First you’re not invading your girls privacy by looking at what she does on her phone. That he’s just being a responsible parent. You should know exactly what she is doing on her phone. You seem to be making quite a good job of it but it’s important for her to realise that this girl should not be her only friend but one of a few friends. And this whole nonsense talk about girls being lesbians at that age is a load of crap. It is a sign of a society who wants to sexualise everything. Some of us didn’t even know what a lesbian was at that age and it’s quite normal for girls to have ‘crushes’ at that age with nothing sexual about it. A friend of mine recently told me that her daughter come home in tears because some idiot teacher at school had made them do a survey and because she had said she liked girls rather than boys (at 12!) she was a lesbian! The whole society is going balmy.

Darkness22 · 17/09/2022 07:29

All of her friends use messenger and all of the other contact is as you’d expect of kid and friends this age

I have children this age and this isn't normal. I can't think of anything more stressful than bringing school drama to your own home. I'd probably meet with the teacher and dsl just for a chat.

Sling · 17/09/2022 07:30

I'd speak to the teacher first, what have they observed in school? The teacher may be able to distance the girls more discretely in work groups or activities, at the very least make sure they aren't paired on school trips (I'm assuming residential at some point for a 10 year old), and even next year's classes (if they are 10 turning 11 will they go to the same secondary?)

Talking direct to the other parent could be difficult - a lot depends on why the girl is like this (for example does the other mother encourage it or not?) and may simply make the other girl double down especially around the gaslighting (which again could be deliberate/manipulative or just really poor social skills in a young child)

And yes lots of busy social activities outside of school hours and holidays to broaden the friendship groups and to avoid meet ups/messaging.

elizaregina · 17/09/2022 07:43

Op we've been in a similar situation.
Like you say one wants to be extremely careful by not driving them underground or making the controller panic.
I unwittingly moved my dd I had no idea at this time what was going on .

Thank goodness I did move her.
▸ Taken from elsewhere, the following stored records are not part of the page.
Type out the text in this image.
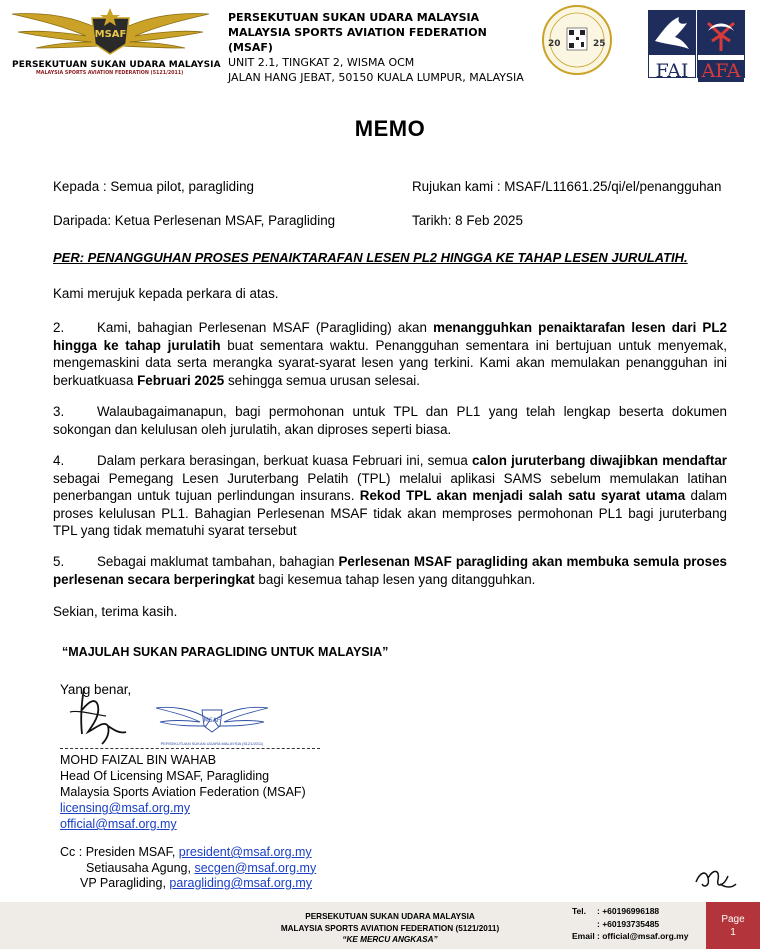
MSAF
PERSEKUTUAN SUKAN UDARA MALAYSIA
MALAYSIA SPORTS AVIATION FEDERATION (5121/2011)
PERSEKUTUAN SUKAN UDARA MALAYSIA
MALAYSIA SPORTS AVIATION FEDERATION (MSAF)
UNIT 2.1, TINGKAT 2, WISMA OCM
JALAN HANG JEBAT, 50150 KUALA LUMPUR, MALAYSIA
20	25
FAI AFA
MEMO
Kepada : Semua pilot, paragliding	Rujukan kami : MSAF/L11661.25/qi/el/penangguhan
Daripada: Ketua Perlesenan MSAF, Paragliding	Tarikh: 8 Feb 2025
PER: PENANGGUHAN PROSES PENAIKTARAFAN LESEN PL2 HINGGA KE TAHAP LESEN JURULATIH.
Kami merujuk kepada perkara di atas.
2. Kami, bahagian Perlesenan MSAF (Paragliding) akan menangguhkan penaiktarafan lesen dari PL2 hingga ke tahap jurulatih buat sementara waktu. Penangguhan sementara ini bertujuan untuk menyemak, mengemaskini data serta merangka syarat-syarat lesen yang terkini. Kami akan memulakan penangguhan ini berkuatkuasa Februari 2025 sehingga semua urusan selesai.
3. Walaubagaimanapun, bagi permohonan untuk TPL dan PL1 yang telah lengkap beserta dokumen sokongan dan kelulusan oleh jurulatih, akan diproses seperti biasa.
4. Dalam perkara berasingan, berkuat kuasa Februari ini, semua calon juruterbang diwajibkan mendaftar sebagai Pemegang Lesen Juruterbang Pelatih (TPL) melalui aplikasi SAMS sebelum memulakan latihan penerbangan untuk tujuan perlindungan insurans. Rekod TPL akan menjadi salah satu syarat utama dalam proses kelulusan PL1. Bahagian Perlesenan MSAF tidak akan memproses permohonan PL1 bagi juruterbang TPL yang tidak mematuhi syarat tersebut
5. Sebagai maklumat tambahan, bahagian Perlesenan MSAF paragliding akan membuka semula proses perlesenan secara berperingkat bagi kesemua tahap lesen yang ditangguhkan.
Sekian, terima kasih.
“MAJULAH SUKAN PARAGLIDING UNTUK MALAYSIA”
Yang benar,
MSAF
PERSEKUTUAN SUKAN UDARA MALAYSIA (5121/2011)
MOHD FAIZAL BIN WAHAB
Head Of Licensing MSAF, Paragliding
Malaysia Sports Aviation Federation (MSAF)
licensing@msaf.org.my
official@msaf.org.my
Cc : Presiden MSAF, president@msaf.org.my
Setiausaha Agung, secgen@msaf.org.my
VP Paragliding, paragliding@msaf.org.my
PERSEKUTUAN SUKAN UDARA MALAYSIA
MALAYSIA SPORTS AVIATION FEDERATION (5121/2011)
“KE MERCU ANGKASA”
Tel. : +60196996188
: +60193735485
Email : official@msaf.org.my
Page
1
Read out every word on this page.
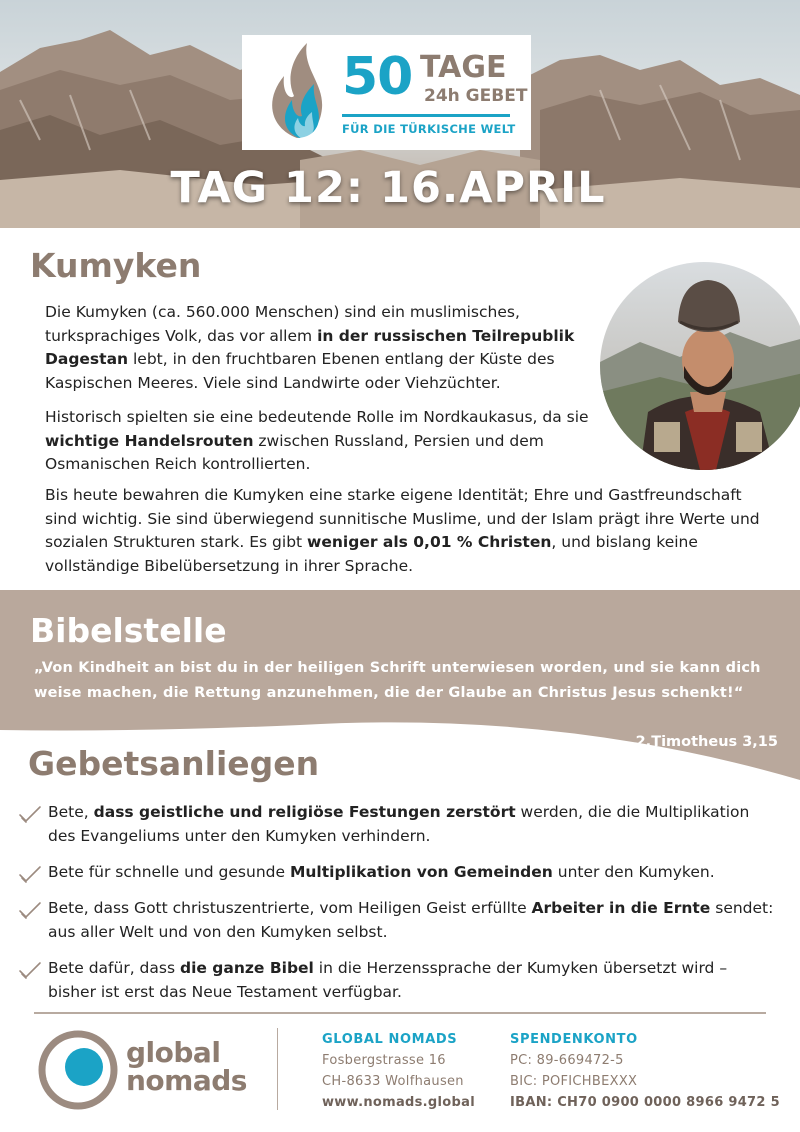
50 TAGE
24h GEBET
FÜR DIE TÜRKISCHE WELT
TAG 12: 16.APRIL
Kumyken

Die Kumyken (ca. 560.000 Menschen) sind ein muslimisches, turksprachiges Volk, das vor allem in der russischen Teilrepublik Dagestan lebt, in den fruchtbaren Ebenen entlang der Küste des Kaspischen Meeres. Viele sind Landwirte oder Viehzüchter.

Historisch spielten sie eine bedeutende Rolle im Nordkaukasus, da sie wichtige Handelsrouten zwischen Russland, Persien und dem Osmanischen Reich kontrollierten.

Bis heute bewahren die Kumyken eine starke eigene Identität; Ehre und Gastfreundschaft sind wichtig. Sie sind überwiegend sunnitische Muslime, und der Islam prägt ihre Werte und sozialen Strukturen stark. Es gibt weniger als 0,01 % Christen, und bislang keine vollständige Bibelübersetzung in ihrer Sprache.

Bibelstelle
„Von Kindheit an bist du in der heiligen Schrift unterwiesen worden, und sie kann dich weise machen, die Rettung anzunehmen, die der Glaube an Christus Jesus schenkt!“
2.Timotheus 3,15
Gebetsanliegen
Bete, dass geistliche und religiöse Festungen zerstört werden, die die Multiplikation des Evangeliums unter den Kumyken verhindern.
Bete für schnelle und gesunde Multiplikation von Gemeinden unter den Kumyken.
Bete, dass Gott christuszentrierte, vom Heiligen Geist erfüllte Arbeiter in die Ernte sendet: aus aller Welt und von den Kumyken selbst.
Bete dafür, dass die ganze Bibel in die Herzenssprache der Kumyken übersetzt wird – bisher ist erst das Neue Testament verfügbar.
global
nomads
GLOBAL NOMADS
Fosbergstrasse 16
CH-8633 Wolfhausen
www.nomads.global
SPENDENKONTO
PC: 89-669472-5
BIC: POFICHBEXXX
IBAN: CH70 0900 0000 8966 9472 5
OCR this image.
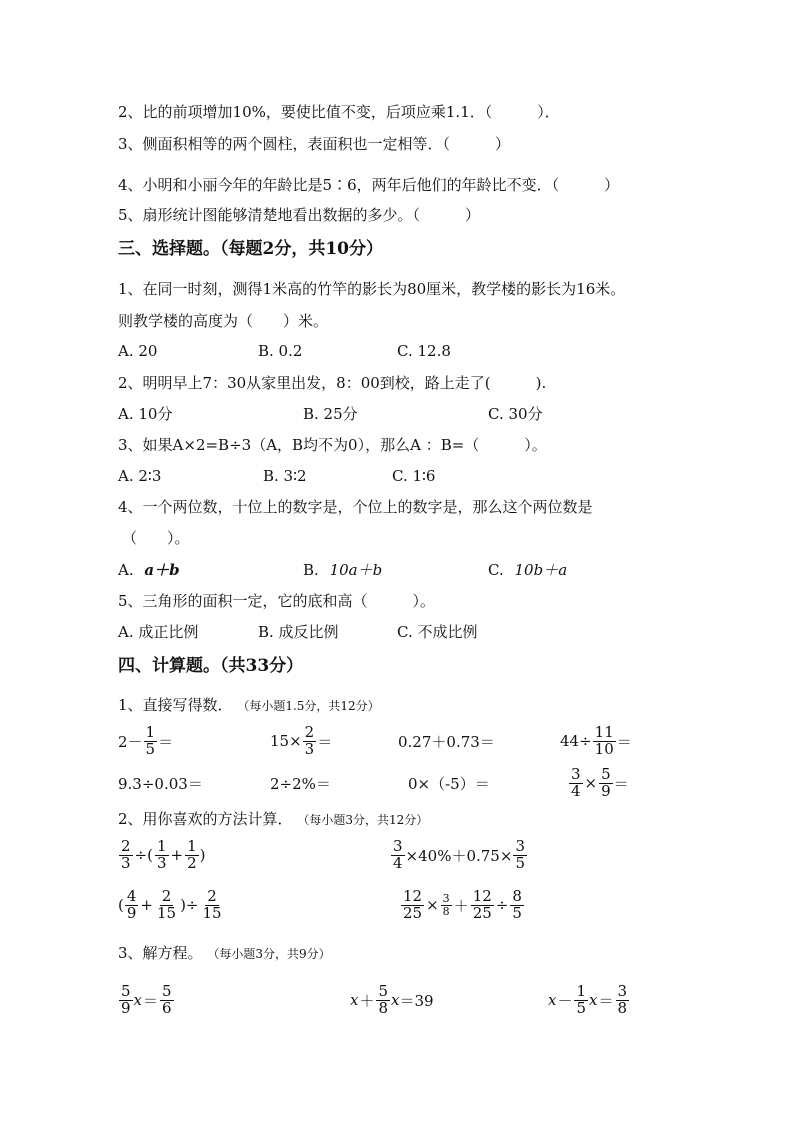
2、比的前项增加10%，要使比值不变，后项应乘1.1．（　　　）．
3、侧面积相等的两个圆柱，表面积也一定相等．（　　　）
4、小明和小丽今年的年龄比是5∶6，两年后他们的年龄比不变．（　　　）
5、扇形统计图能够清楚地看出数据的多少。（　　　）
三、选择题。（每题2分，共10分）
1、在同一时刻，测得1米高的竹竿的影长为80厘米，教学楼的影长为16米。
则教学楼的高度为（　　）米。
A. 20	B. 0.2	C. 12.8
2、明明早上7：30从家里出发，8：00到校，路上走了(　　　).
A. 10分	B. 25分	C. 30分
3、如果A×2=B÷3（A，B均不为0），那么A ：B=（　　　）。
A. 2∶3	B. 3∶2	C. 1∶6
4、一个两位数，十位上的数字是，个位上的数字是，那么这个两位数是
（　　）。
A. a＋b	B. 10a＋b	C. 10b＋a
5、三角形的面积一定，它的底和高（　　　）。
A. 成正比例	B. 成反比例	C. 不成比例
四、计算题。（共33分）
1、直接写得数． （每小题1.5分，共12分）
$2- \frac{1}{5}$ ＝	$15\times \frac{2}{3}$ ＝	0.27＋0.73＝	$44\div \frac{11}{10}$ ＝
9.3÷0.03＝	2÷2%＝	0×（-5）＝	$\frac{3}{4} \times \frac{5}{9}$ ＝
2、用你喜欢的方法计算． （每小题3分，共12分）
$\frac{2}{3}$ ÷( $\frac{1}{3} + \frac{1}{2}$ )	$\frac{3}{4} \times 40\%+0.75\times \frac{3}{5}$
( $\frac{4}{9} + \frac{2}{15}$ )÷ $\frac{2}{15}$	$\frac{12}{25} \times \frac{3}{8} + \frac{12}{25} \div \frac{8}{5}$
3、解方程。 （每小题3分，共9分）
$\frac{5}{9}$ $x = \frac{5}{6}$	$x + \frac{5}{8}$ x ＝39	$x - \frac{1}{5}$ $x = \frac{3}{8}$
They are older and still in contact but I'm praying that she naturally just evolves a life away from her.
Again I also feel sorry for my dd special "friend". But she's unstable.
It's a horrible situation.

Jiminycrickets · 26/09/2022 05:21

Thank you everyone.

The teacher is pretty oblivious to this kind of thing. I have emailed asking that they not be placed together for group work or away days.

The other mother wholeheartedly encourages the friendship, they gave my daughter a very expensive best friends jewellery item (at a cost that made me very uncomfortable). The little girl is an only child and I think she is quite lonely, and spends a lot of unsupervised time online. She’s also almost a year older than mine (held back). She is a lot more sophisticated than my daughter who is still very much a baby in a lot of ways.

Its a shame my daughter can’t talk to her other friends but I think there needs to be a long break to extinguish this thing a little.